3. Significant Resources are Being Poured into Data Analytics
As an agency with an entire team dedicated to data analytics, this is news we can get behind. While investments in digital marketing have increased across the board, data-related activities experienced the largest reported growth, increasing almost 40%.
Credit: CMO Survey
Of particular interest among marketers is investment into capabilities that will allow brands to analyze, store, manage, and automate their data. As data collection and purchasing becomes more complex, MarTech stacks are also becoming more complex and companies need the proper technology to keep up.
These Martech investments also signal a need for marketers to upskill. With an increased investment in analytics, there will be more pressure on marketers to communicate results to the C-suite. Marketing teams need to be able to interpret the data and prove to the CFO that their marketing campaigns are worth the investment.
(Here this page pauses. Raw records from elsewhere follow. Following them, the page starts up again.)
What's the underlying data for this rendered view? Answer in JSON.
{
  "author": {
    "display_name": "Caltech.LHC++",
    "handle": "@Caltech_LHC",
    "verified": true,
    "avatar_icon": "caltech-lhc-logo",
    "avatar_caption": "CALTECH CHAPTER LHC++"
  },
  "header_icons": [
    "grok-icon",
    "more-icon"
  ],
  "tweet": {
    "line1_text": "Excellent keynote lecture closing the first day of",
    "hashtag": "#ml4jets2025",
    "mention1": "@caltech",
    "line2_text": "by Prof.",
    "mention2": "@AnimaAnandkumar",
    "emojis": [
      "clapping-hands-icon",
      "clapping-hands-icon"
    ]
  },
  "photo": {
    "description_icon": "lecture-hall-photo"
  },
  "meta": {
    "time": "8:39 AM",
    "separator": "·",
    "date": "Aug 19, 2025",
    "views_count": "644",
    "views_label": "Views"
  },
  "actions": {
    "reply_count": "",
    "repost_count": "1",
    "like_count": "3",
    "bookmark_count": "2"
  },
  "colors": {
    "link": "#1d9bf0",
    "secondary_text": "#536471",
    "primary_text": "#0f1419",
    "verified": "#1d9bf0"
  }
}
4. Lead Generation and Inbound Marketing are Top of Mind
Beyond MarTech, brands are becoming hyper-aware of the importance of data. The CMO Survey found that 58% of marketers are creating stronger data strategies to capture better information, and 50% are investing in innovations to engage with customers directly in the wake of changes to third-party data.
At CBC, we’re seeing this trend as well. We’ve been working with clients to help them build a strong library of first-party data as we anticipate the loss of third-party cookies (thanks, Apple and Google!) We suggest marketers devote resources into building creative lead-generation campaigns to collect customer information, allowing them to then engage with them on owned channels like website, email, and SMS.
Remember: asking for personal information is a tall order. The most effective lead generation campaigns will offer something of value in return, such an ebook, discount, or other form of a “freebie.”
For example, for CBC client Scottish Rite Freemasonry, we created a printable Scottish Rite degrees poster to attract Freemasons to our campaign and to share their email address with us. These audience members are super fans of Freemasonry, eager to share and sport their Masonic affiliation, making it an attractive trade-off.
Example of lead generation campaign for Scottish Rite Freemasonry
5. Start Bragging About What Makes Your Product Better
B2C brands – listen up! 31% of marketers ranked “superior product quality” as the top customer priority – an increase from 0.0% in February 2020 to 39.3% for consumer packaged goods (CPG) specifically.
Credit: The CMO Survey
This trend aligns with the fact that consumers leaned into tried-and-true brand name products during their stress-induced pandemic shopping, pushing companies to shift funding away from innovation and into their core product lines.
If your organization isn’t necessarily a “tried-and-true” brand, consider refining your product quality messaging. In addition, it may be worth testing influencer campaigns that highlight product quality as a key selling point.
Especially as we think about the rising inflation in the U.S., it’s likely brands will soon have to go above and beyond to prove their product is worth every cent.